The Defendants argue that Plaintiff failed to exhaust because the ARB denied the grievance on procedural grounds. The Court agrees that Plaintiff did not file his June 2012 grievance with the Grievance Office within the 60-day timeframe outlined in § 504.810(a), but Defendants' argument fails to take into account the reason for the delay: the counselor's failure to respond until after the 60-day deadline had expired. In addition, the Grievance Officer did not reject Plaintiff's June 2012 grievance on procedural grounds at the time it was filed, rather the Grievance Officer recommended a decision on the merits. "Where prison officials address an inmate's grievance on the merits without rejecting it on procedural grounds, the grievance has served its function of alerting the state and inviting corrective action, and [prison officials] cannot rely on the failure to exhaust defense." Maddox, 655 F.3d at 722 (citations omitted); see Riccardo v. Rausch, 375 F.3d 521, 524 (7th Cir. 2004) ("[W]hen a state treats a filing as timely and resolves it on the merits, the federal judiciary will not second-guess that action, for the grievance has served its function of alerting the state and inviting corrective action.").

While the ARB later rejected Plaintiff's grievance on timeliness grounds, the ARB's decision to do so ignores the fact that the discretion to decide an untimely filed grievance on the merits lies with the Grievance Officer. See 20 Ill. Admin. Code § 504.810(a) ("[I]f an offender can demonstrate that a grievance was not timely filed for good cause, the grievance shall be considered."). The only inference the Court may draw is that the Grievance Officer found good cause to exist by addressing the grievance on the merits, regardless of whether the Plaintiff specifically asked for discretionary review.
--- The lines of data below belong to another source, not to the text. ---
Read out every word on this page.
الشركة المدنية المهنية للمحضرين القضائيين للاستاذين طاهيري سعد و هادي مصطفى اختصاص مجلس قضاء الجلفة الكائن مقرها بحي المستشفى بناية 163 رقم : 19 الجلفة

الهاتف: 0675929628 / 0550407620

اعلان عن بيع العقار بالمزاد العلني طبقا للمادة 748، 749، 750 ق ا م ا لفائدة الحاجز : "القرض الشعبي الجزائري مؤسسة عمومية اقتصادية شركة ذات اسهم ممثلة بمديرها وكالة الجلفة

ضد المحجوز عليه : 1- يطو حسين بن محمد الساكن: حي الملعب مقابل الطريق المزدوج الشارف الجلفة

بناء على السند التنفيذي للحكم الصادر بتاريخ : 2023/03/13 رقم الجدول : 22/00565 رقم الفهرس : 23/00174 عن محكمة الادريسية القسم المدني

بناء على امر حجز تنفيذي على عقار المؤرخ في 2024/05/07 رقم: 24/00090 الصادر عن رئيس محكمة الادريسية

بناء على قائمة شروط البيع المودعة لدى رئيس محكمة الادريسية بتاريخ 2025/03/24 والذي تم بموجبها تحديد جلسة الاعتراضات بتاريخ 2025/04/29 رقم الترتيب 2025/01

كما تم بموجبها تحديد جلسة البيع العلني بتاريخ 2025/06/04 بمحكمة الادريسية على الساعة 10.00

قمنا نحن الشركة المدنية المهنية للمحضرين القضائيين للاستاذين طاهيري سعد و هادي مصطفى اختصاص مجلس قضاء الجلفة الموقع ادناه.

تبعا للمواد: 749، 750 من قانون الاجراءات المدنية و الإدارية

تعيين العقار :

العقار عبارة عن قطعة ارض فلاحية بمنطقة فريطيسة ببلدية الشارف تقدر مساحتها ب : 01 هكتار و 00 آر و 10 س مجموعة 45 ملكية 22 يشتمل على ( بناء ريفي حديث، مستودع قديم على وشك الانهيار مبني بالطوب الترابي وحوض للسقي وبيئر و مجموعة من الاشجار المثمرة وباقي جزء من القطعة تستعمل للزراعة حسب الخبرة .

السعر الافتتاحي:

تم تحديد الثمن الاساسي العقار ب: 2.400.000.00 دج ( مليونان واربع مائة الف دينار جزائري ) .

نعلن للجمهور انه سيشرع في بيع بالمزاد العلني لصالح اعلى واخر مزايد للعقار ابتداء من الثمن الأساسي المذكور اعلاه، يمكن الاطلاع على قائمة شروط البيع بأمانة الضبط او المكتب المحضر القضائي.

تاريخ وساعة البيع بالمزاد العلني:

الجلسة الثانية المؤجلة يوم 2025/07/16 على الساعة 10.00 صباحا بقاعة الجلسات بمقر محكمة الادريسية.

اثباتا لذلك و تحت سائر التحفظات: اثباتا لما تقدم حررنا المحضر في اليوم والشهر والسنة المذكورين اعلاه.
But for the counselor's delay, the Plaintiff would have satisfied the requirements of the administrative process. Plaintiff first attempted to resolve the issue informally with his counselor. See 20 ILL. ADMIN. CODE § 504.810(a). When Plaintiff was unable to do so, he filed a written grievance with the Grievance Officer. Id. After receiving the response from the CAO, Plaintiff appealed to the ARB within the 30-day timeframe. Id. § 504.850(a). The Defendants have not provided any evidence, through affidavit or otherwise, that explains why the counselor waited more than two months to respond to Plaintiff's grievance. Furthermore, the Defendants do not point to any Department Rule, administrative rule, or instructions Plaintiff was given regarding the proper procedure if the counselor did not respond. Nor do the Defendants identify any administrative rule that allows the ARB to overrule a discretionary action of the Grievance Officer where the rules clearly place such discretion solely within the Grievance Officer's authority. From the record presented, prison officials created the situation that caused Plaintiff's failure to exhaust, and where an inmate's failure to exhaust is through no fault of his own, the Court cannot say that Plaintiff failed to exhaust all available remedies. See Dole, 438 F.3d at 811.
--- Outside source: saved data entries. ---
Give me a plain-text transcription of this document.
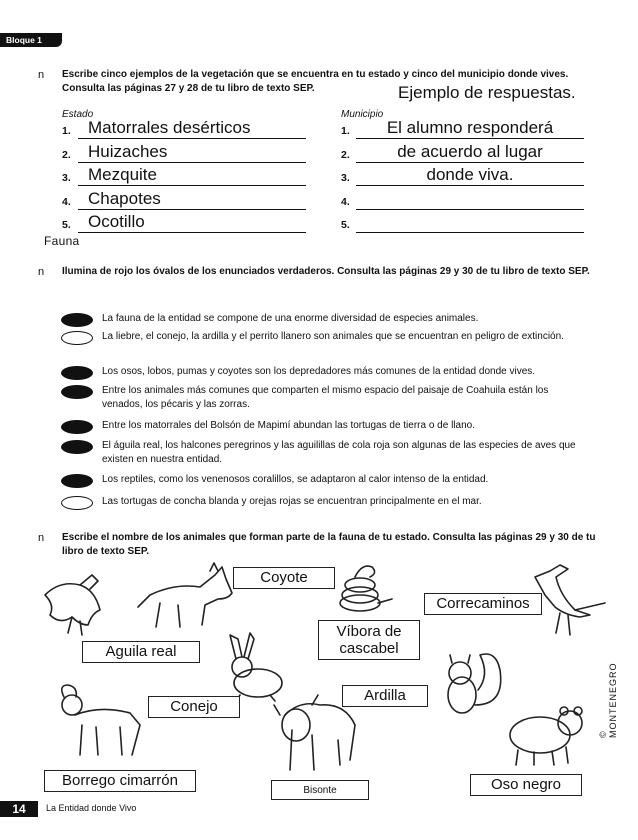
Bloque 1
n Escribe cinco ejemplos de la vegetación que se encuentra en tu estado y cinco del municipio donde vives. Consulta las páginas 27 y 28 de tu libro de texto SEP.	Ejemplo de respuestas.
Estado	Municipio
1.	Matorrales desérticos
2.	Huizaches
3.	Mezquite
4.	Chapotes
5.	Ocotillo
1.	El alumno responderá
2.	de acuerdo al lugar
3.	donde viva.
4.
5.
Fauna
n Ilumina de rojo los óvalos de los enunciados verdaderos. Consulta las páginas 29 y 30 de tu libro de texto SEP.
La fauna de la entidad se compone de una enorme diversidad de especies animales.
La liebre, el conejo, la ardilla y el perrito llanero son animales que se encuentran en peligro de extinción.
Los osos, lobos, pumas y coyotes son los depredadores más comunes de la entidad donde vives.
Entre los animales más comunes que comparten el mismo espacio del paisaje de Coahuila están los venados, los pécaris y las zorras.
Entre los matorrales del Bolsón de Mapimí abundan las tortugas de tierra o de llano.
El águila real, los halcones peregrinos y las aguilillas de cola roja son algunas de las especies de aves que existen en nuestra entidad.
Los reptiles, como los venenosos coralillos, se adaptaron al calor intenso de la entidad.
Las tortugas de concha blanda y orejas rojas se encuentran principalmente en el mar.
n Escribe el nombre de los animales que forman parte de la fauna de tu estado. Consulta las páginas 29 y 30 de tu libro de texto SEP.
Coyote
Correcaminos
Víbora de cascabel
Aguila real
Ardilla
Conejo
Borrego cimarrón
Bisonte	Oso negro
© MONTENEGRO
14	La Entidad donde Vivo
The Defendants have failed to meet their burden with respect to the failure to exhaust administrative remedies, and have not presented any evidence to show that a disputed issue of material fact exists. Accordingly, Defendants' Motion for Summary Judgment for Failure to Exhaust Administrative Remedies is DENIED.


1) Defendants' Motion for Summary Judgment as to the Issue of Exhaustion [32] is DENIED. Discovery on the merits is no longer stayed. Discovery on the merits shall be completed by April 6, 2015. Dispositive motions shall be filed by May 4, 2015.
2) Plaintiff's Motion for Production of Documents [48] is DENIED. Pursuant to Local Rule 26.3(A), discovery requests are not to be filed with the Court. Plaintiff's Motion to Compel [49] is DENIED with leave to renew should Plaintiff not be able to obtain the requested discovery through the discovery process.